In this study the authors examined the relationships of plasma factor VII (F–VII) to adipose tissue fatty acid composition, as an objective index of the habitual dietary fat intake, as well as to a number of other atherogenic risk factors in 60 healthy male volunteers (aged 38 years). Significant positive correlations were found between plasma F‐VII [measured as antigen (F‐VIIAg) and coagulant activity, using bovine thromboplastin (F‐VIIbt)] and body mass index (BMI), waist–thigh girth ratio (WTR), cigarette smoking and plasma triglyceride concentration. After adjustment for BMI, only plasma triglycerides remained positively correlated with F‐VII (r = 0.27, P = 0.03, and r = 0.29, P < 0.01, for F‐VIIbt and F‐VIIAg respectively).

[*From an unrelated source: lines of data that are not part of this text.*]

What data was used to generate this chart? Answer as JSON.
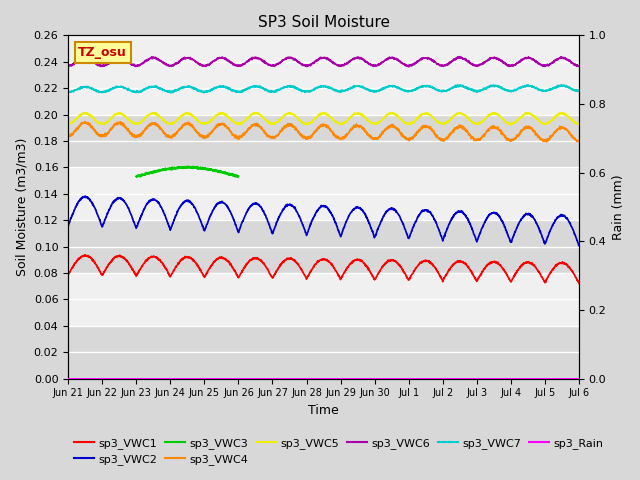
{
  "title": "SP3 Soil Moisture",
  "xlabel": "Time",
  "ylabel_left": "Soil Moisture (m3/m3)",
  "ylabel_right": "Rain (mm)",
  "ylim_left": [
    0.0,
    0.26
  ],
  "ylim_right": [
    0.0,
    1.0
  ],
  "bg_light": "#f0f0f0",
  "bg_dark": "#d8d8d8",
  "tick_labels": [
    "Jun 21",
    "Jun 22",
    "Jun 23",
    "Jun 24",
    "Jun 25",
    "Jun 26",
    "Jun 27",
    "Jun 28",
    "Jun 29",
    "Jun 30",
    "Jul 1",
    "Jul 2",
    "Jul 3",
    "Jul 4",
    "Jul 5",
    "Jul 6"
  ],
  "colors": {
    "vwc1": "#ff0000",
    "vwc2": "#0000cc",
    "vwc3": "#00cc00",
    "vwc4": "#ff8800",
    "vwc5": "#eeee00",
    "vwc6": "#aa00aa",
    "vwc7": "#00cccc",
    "rain": "#ff00ff"
  },
  "annotation_text": "TZ_osu",
  "annotation_color": "#cc0000",
  "annotation_bg": "#ffff99",
  "annotation_border": "#cc8800"
}
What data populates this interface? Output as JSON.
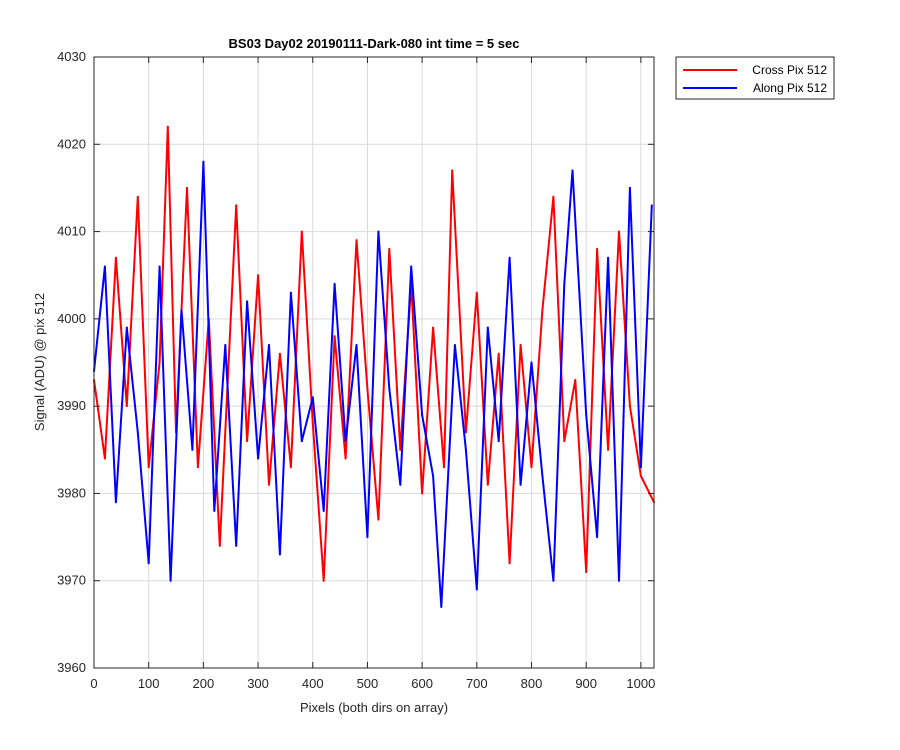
{
  "chart_data": {
    "type": "line",
    "title": "BS03 Day02 20190111-Dark-080 int time = 5 sec",
    "xlabel": "Pixels (both dirs on array)",
    "ylabel": "Signal (ADU) @ pix 512",
    "xlim": [
      0,
      1024
    ],
    "ylim": [
      3960,
      4030
    ],
    "xticks": [
      0,
      100,
      200,
      300,
      400,
      500,
      600,
      700,
      800,
      900,
      1000
    ],
    "yticks": [
      3960,
      3970,
      3980,
      3990,
      4000,
      4010,
      4020,
      4030
    ],
    "grid": true,
    "legend_position": "outside-top-right",
    "series": [
      {
        "name": "Cross Pix 512",
        "color": "#ff0000",
        "x": [
          0,
          20,
          40,
          60,
          80,
          100,
          120,
          135,
          150,
          170,
          190,
          210,
          230,
          260,
          280,
          300,
          320,
          340,
          360,
          380,
          400,
          420,
          440,
          460,
          480,
          500,
          520,
          540,
          560,
          580,
          600,
          620,
          640,
          655,
          680,
          700,
          720,
          740,
          760,
          780,
          800,
          820,
          840,
          860,
          880,
          900,
          920,
          940,
          960,
          980,
          1000,
          1024
        ],
        "values": [
          3993,
          3984,
          4007,
          3990,
          4014,
          3983,
          3995,
          4022,
          3987,
          4015,
          3983,
          4000,
          3974,
          4013,
          3986,
          4005,
          3981,
          3996,
          3983,
          4010,
          3988,
          3970,
          3998,
          3984,
          4009,
          3992,
          3977,
          4008,
          3985,
          4004,
          3980,
          3999,
          3983,
          4017,
          3987,
          4003,
          3981,
          3996,
          3972,
          3997,
          3983,
          4001,
          4014,
          3986,
          3993,
          3971,
          4008,
          3985,
          4010,
          3990,
          3982,
          3979
        ]
      },
      {
        "name": "Along Pix 512",
        "color": "#0000ff",
        "x": [
          0,
          20,
          40,
          60,
          80,
          100,
          120,
          140,
          160,
          180,
          200,
          220,
          240,
          260,
          280,
          300,
          320,
          340,
          360,
          380,
          400,
          420,
          440,
          460,
          480,
          500,
          520,
          540,
          560,
          580,
          600,
          620,
          635,
          660,
          680,
          700,
          720,
          740,
          760,
          780,
          800,
          820,
          840,
          860,
          875,
          900,
          920,
          940,
          960,
          980,
          1000,
          1020
        ],
        "values": [
          3994,
          4006,
          3979,
          3999,
          3987,
          3972,
          4006,
          3970,
          4001,
          3985,
          4018,
          3978,
          3997,
          3974,
          4002,
          3984,
          3997,
          3973,
          4003,
          3986,
          3991,
          3978,
          4004,
          3986,
          3997,
          3975,
          4010,
          3992,
          3981,
          4006,
          3989,
          3982,
          3967,
          3997,
          3985,
          3969,
          3999,
          3986,
          4007,
          3981,
          3995,
          3982,
          3970,
          4004,
          4017,
          3989,
          3975,
          4007,
          3970,
          4015,
          3983,
          4013
        ]
      }
    ]
  }
}
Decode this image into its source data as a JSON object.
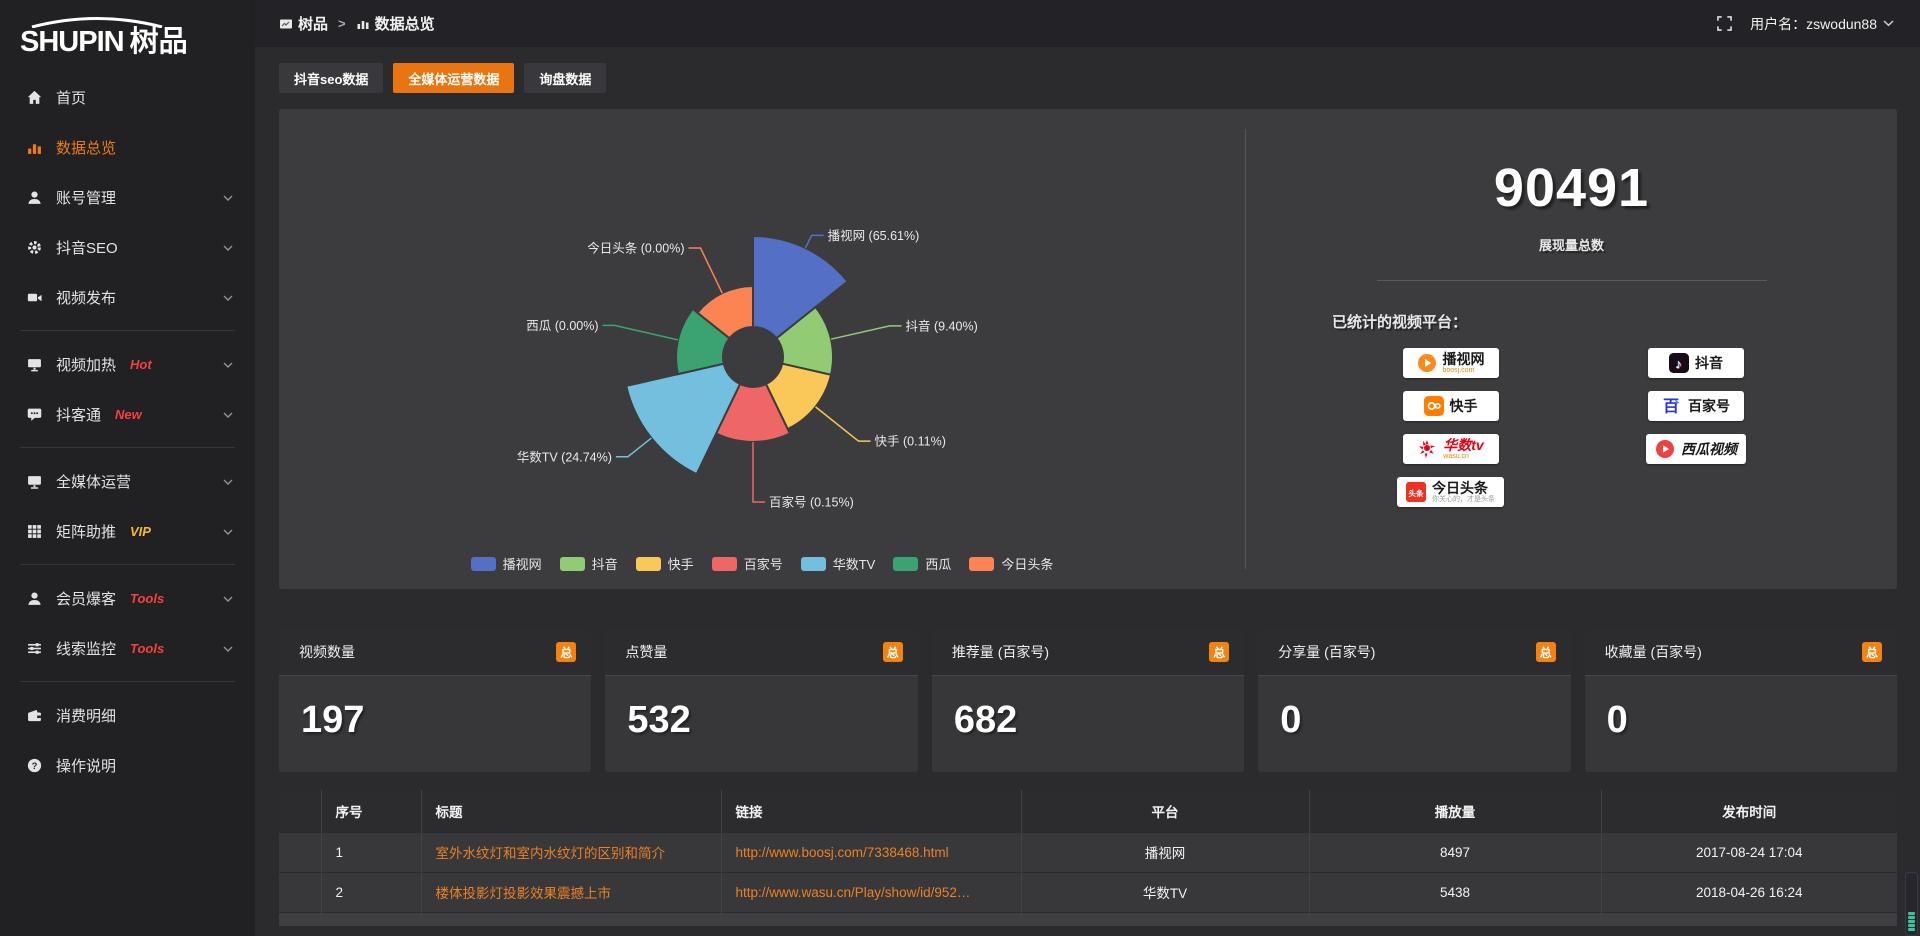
{
  "app": {
    "logo_en": "SHUPIN",
    "logo_cn": "树品"
  },
  "topbar": {
    "breadcrumb_root": "树品",
    "breadcrumb_sep": ">",
    "breadcrumb_current": "数据总览",
    "username": "用户名：zswodun88"
  },
  "sidebar": {
    "items": [
      {
        "label": "首页",
        "icon": "home"
      },
      {
        "label": "数据总览",
        "icon": "bar-chart",
        "active": true
      },
      {
        "label": "账号管理",
        "icon": "user",
        "expandable": true
      },
      {
        "label": "抖音SEO",
        "icon": "gear",
        "expandable": true
      },
      {
        "label": "视频发布",
        "icon": "video",
        "expandable": true
      },
      {
        "type": "divider"
      },
      {
        "label": "视频加热",
        "icon": "screen",
        "badge": "Hot",
        "badge_color": "red",
        "expandable": true
      },
      {
        "label": "抖客通",
        "icon": "chat",
        "badge": "New",
        "badge_color": "red",
        "expandable": true
      },
      {
        "type": "divider"
      },
      {
        "label": "全媒体运营",
        "icon": "monitor",
        "expandable": true
      },
      {
        "label": "矩阵助推",
        "icon": "grid",
        "badge": "VIP",
        "badge_color": "yellow",
        "expandable": true
      },
      {
        "type": "divider"
      },
      {
        "label": "会员爆客",
        "icon": "user2",
        "badge": "Tools",
        "badge_color": "red",
        "expandable": true
      },
      {
        "label": "线索监控",
        "icon": "sliders",
        "badge": "Tools",
        "badge_color": "red",
        "expandable": true
      },
      {
        "type": "divider"
      },
      {
        "label": "消费明细",
        "icon": "wallet"
      },
      {
        "label": "操作说明",
        "icon": "question"
      }
    ]
  },
  "tabs": {
    "items": [
      {
        "label": "抖音seo数据"
      },
      {
        "label": "全媒体运营数据",
        "active": true
      },
      {
        "label": "询盘数据"
      }
    ]
  },
  "chart_data": {
    "type": "pie",
    "subtype": "nightingale-rose",
    "title": "",
    "legend_position": "bottom",
    "items": [
      {
        "name": "播视网",
        "pct": 65.61,
        "color": "#5470C6"
      },
      {
        "name": "抖音",
        "pct": 9.4,
        "color": "#91CC75"
      },
      {
        "name": "快手",
        "pct": 0.11,
        "color": "#FAC858"
      },
      {
        "name": "百家号",
        "pct": 0.15,
        "color": "#EE6666"
      },
      {
        "name": "华数TV",
        "pct": 24.74,
        "color": "#73C0DE"
      },
      {
        "name": "西瓜",
        "pct": 0.0,
        "color": "#3BA272"
      },
      {
        "name": "今日头条",
        "pct": 0.0,
        "color": "#FC8452"
      }
    ],
    "layout": {
      "inner_radius": 30,
      "display_radii": [
        121,
        80,
        80,
        85,
        130,
        77,
        71
      ],
      "label_line_len": [
        14,
        60,
        55,
        60,
        30,
        65,
        50
      ]
    }
  },
  "summary": {
    "total_value": "90491",
    "total_label": "展现量总数",
    "platforms_label": "已统计的视频平台：",
    "platform_columns": [
      [
        {
          "logo": "boosj",
          "label": "播视网",
          "sub": "boosj.com"
        },
        {
          "logo": "kuaishou",
          "label": "快手"
        },
        {
          "logo": "wasu",
          "label": "华数tv",
          "sub": "wasu.cn",
          "label_style": "red"
        },
        {
          "logo": "toutiao",
          "label": "今日头条",
          "sub": "你关心的，才是头条",
          "sub_style": "gray"
        }
      ],
      [
        {
          "logo": "douyin",
          "label": "抖音"
        },
        {
          "logo": "baijiahao",
          "label": "百家号"
        },
        {
          "logo": "xigua",
          "label": "西瓜视频",
          "label_style": "italic"
        }
      ]
    ]
  },
  "stat_cards": [
    {
      "title": "视频数量",
      "badge": "总",
      "value": "197"
    },
    {
      "title": "点赞量",
      "badge": "总",
      "value": "532"
    },
    {
      "title": "推荐量 (百家号)",
      "badge": "总",
      "value": "682"
    },
    {
      "title": "分享量 (百家号)",
      "badge": "总",
      "value": "0"
    },
    {
      "title": "收藏量 (百家号)",
      "badge": "总",
      "value": "0"
    }
  ],
  "table": {
    "headers": [
      "序号",
      "标题",
      "链接",
      "平台",
      "播放量",
      "发布时间"
    ],
    "rows": [
      {
        "index": "1",
        "title": "室外水纹灯和室内水纹灯的区别和简介",
        "link": "http://www.boosj.com/7338468.html",
        "platform": "播视网",
        "plays": "8497",
        "time": "2017-08-24 17:04"
      },
      {
        "index": "2",
        "title": "楼体投影灯投影效果震撼上市",
        "link": "http://www.wasu.cn/Play/show/id/952…",
        "platform": "华数TV",
        "plays": "5438",
        "time": "2018-04-26 16:24"
      }
    ]
  }
}
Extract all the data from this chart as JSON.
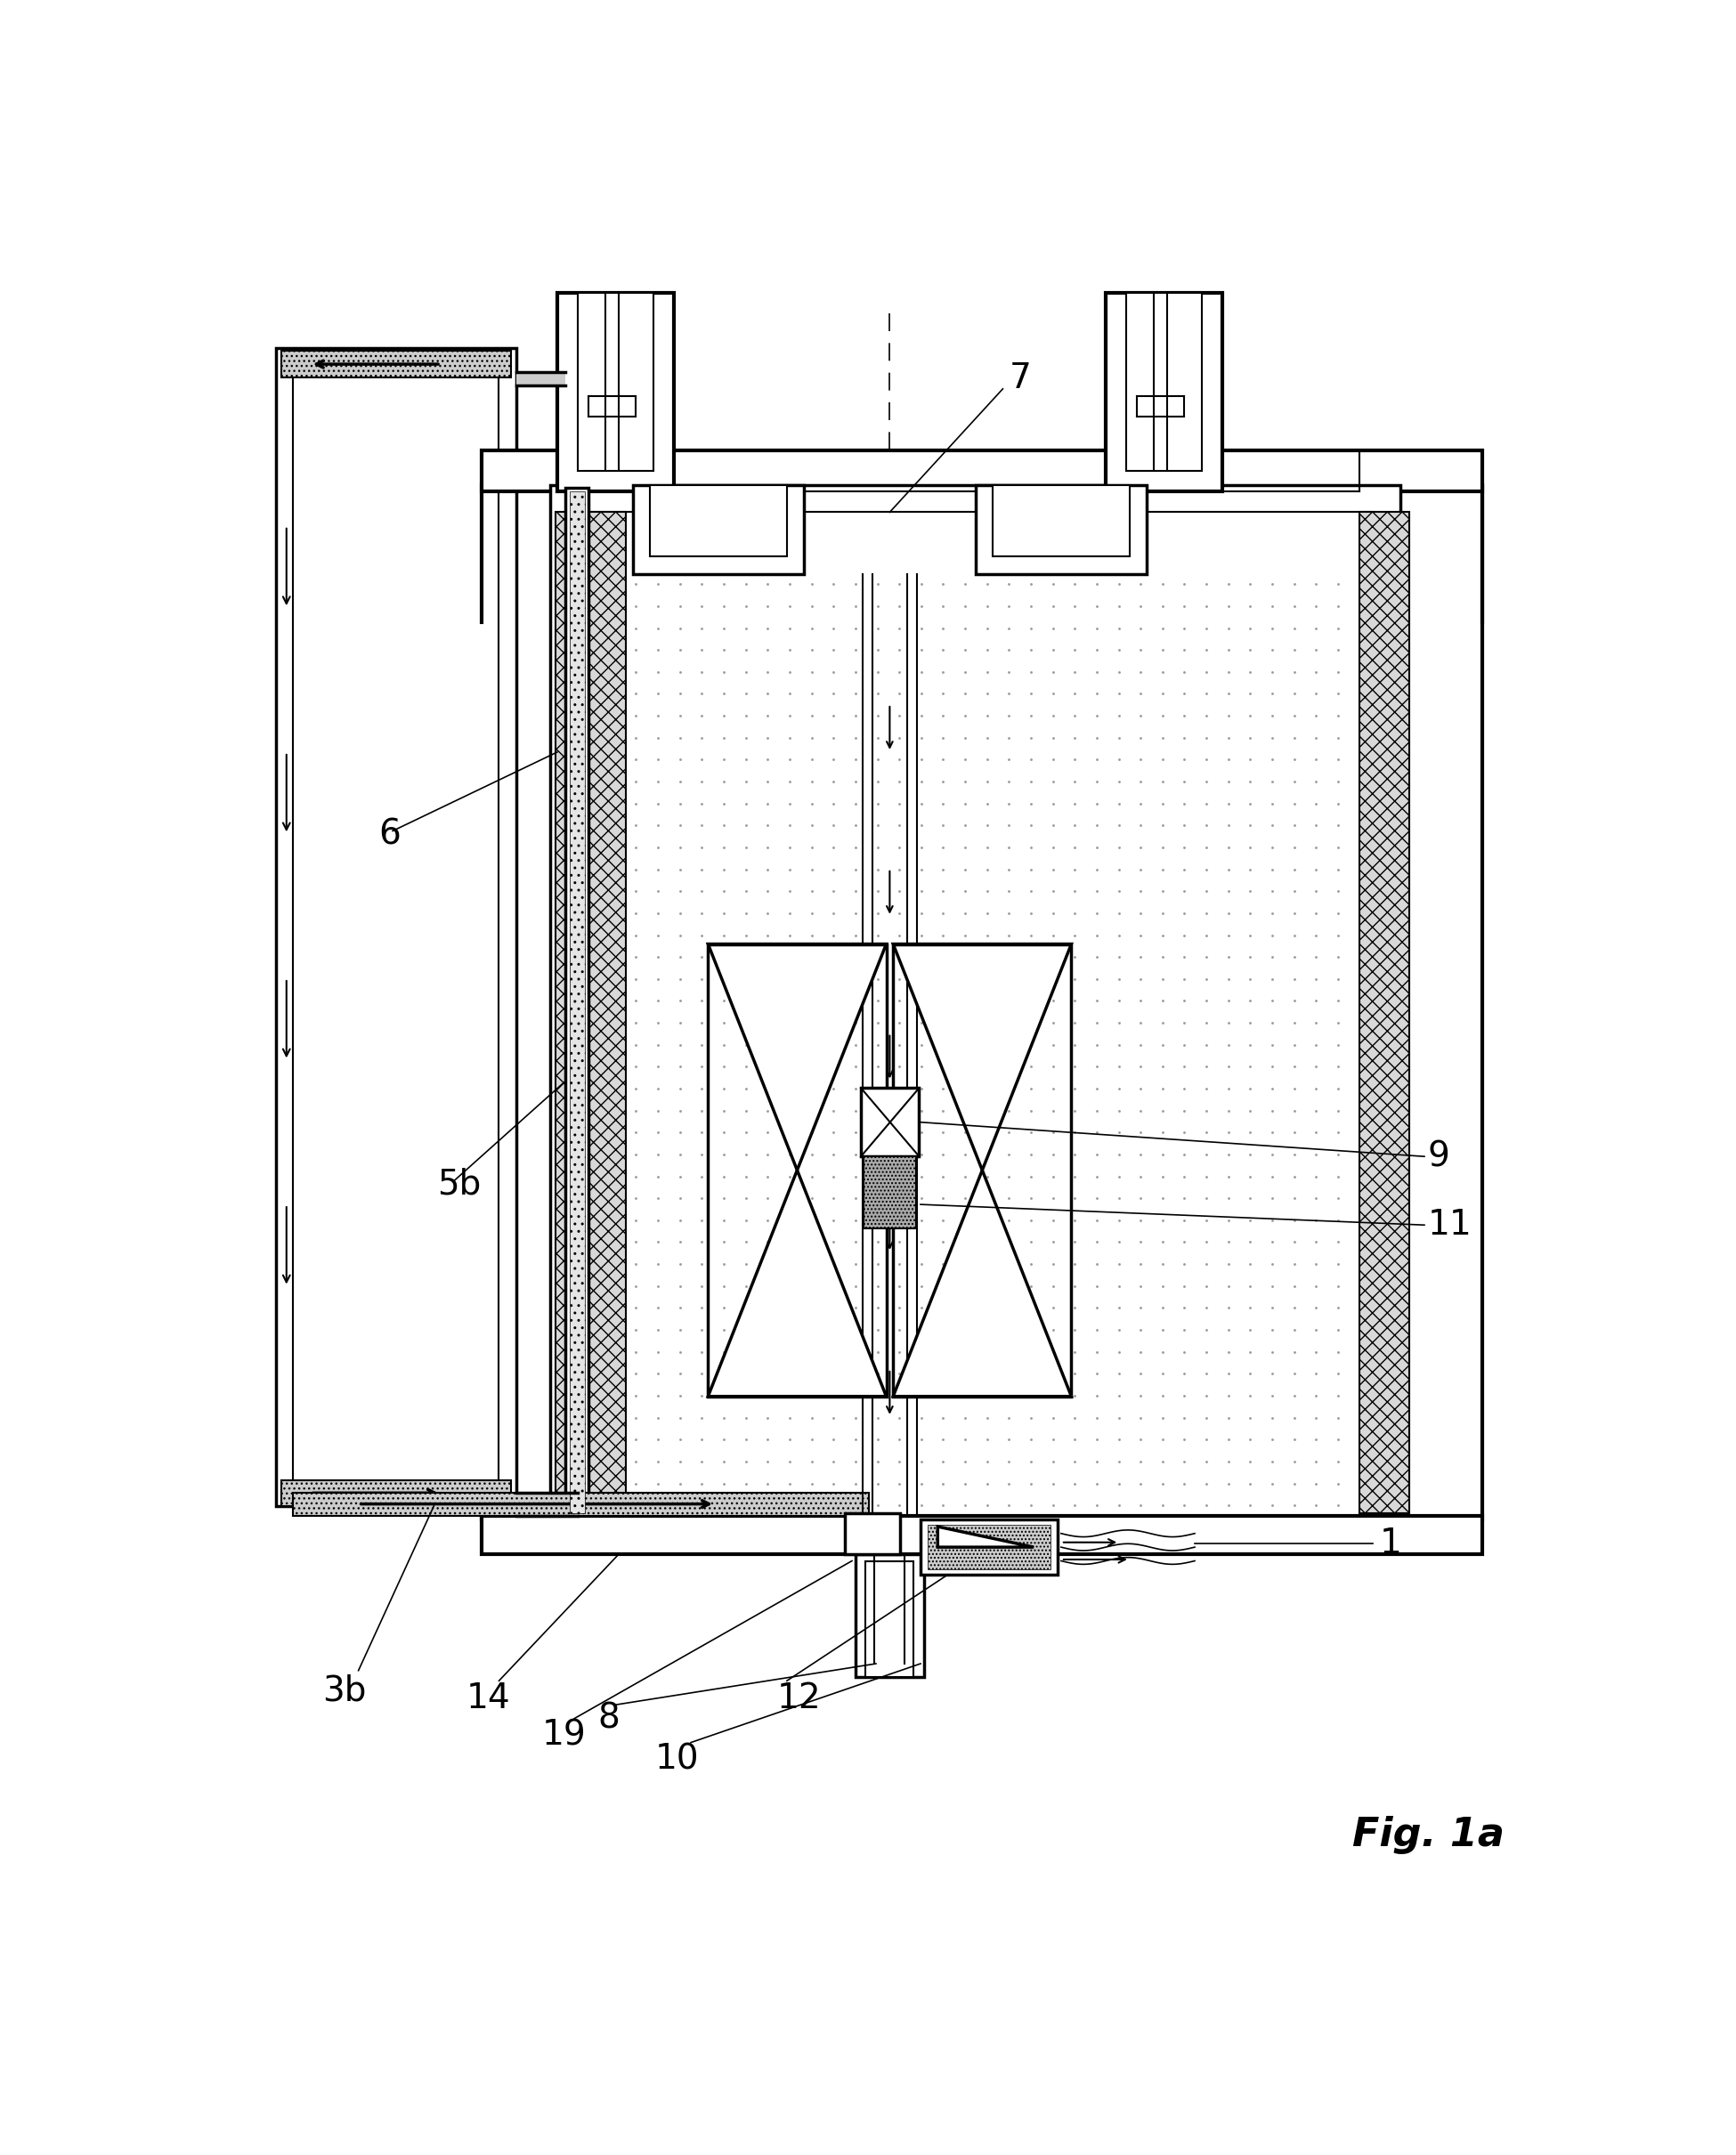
{
  "fig_label": "Fig. 1a",
  "bg_color": "#ffffff",
  "lw_thin": 1.5,
  "lw_med": 2.5,
  "lw_thick": 3.0,
  "label_fs": 28,
  "fig_label_fs": 32
}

A significant positive relation was found between F‐VII and the total proportion of fatty acid as monounsaturated fatty acid (r = 0.26, P < 0.05, for F‐VIIAg), whereas inverse relations were found between F‐VII, the total proportion of fatty acid as polyunsaturated fatty acid (r = − 0.26 and r = − 0.25, P < 0.05, for F‐VIIbt and F‐VIIAg respectively), polyunsaturated–saturated fat ratio (r = − 0.25, P < 0.05, for F‐VIIbt) and, more significantly, between F‐VII and adipose‐tissue α‐linolenic acid (r = − 0.29, P < 0.01, for F‐VIIbt and r = − 0.49, P < 0.001, for F‐VIIAg). All these correlations remained significant after matching for BMI. In a multiple linear regression analysis, only adipose tissue α‐linolenic acid was a negative and independent predictor of F‐VIIAg (P = 0.004) and, at borderline significance, of F‐VIIbt (P = 0.061) when allowance was made for BMI, WTR, smoking and plasma triglycerides. In conclusion, this study shows significant relations between F‐VII and adipose tissue fatty acid composition in healthy male individuals; it supports the possibility that adipose tissue poly‐ unsaturated fatty acids, derived from dietary intake, play a role in the relation between F‐VII and coronary heart disease (CHD), thus suggesting that high dietary polyunsaturated fatty acid intake (especially α‐linolenic acid) may reduce the risk for CHD by an improvement of a number of risk factors, including a lowering of plasma F‐VII (both activity and antigen).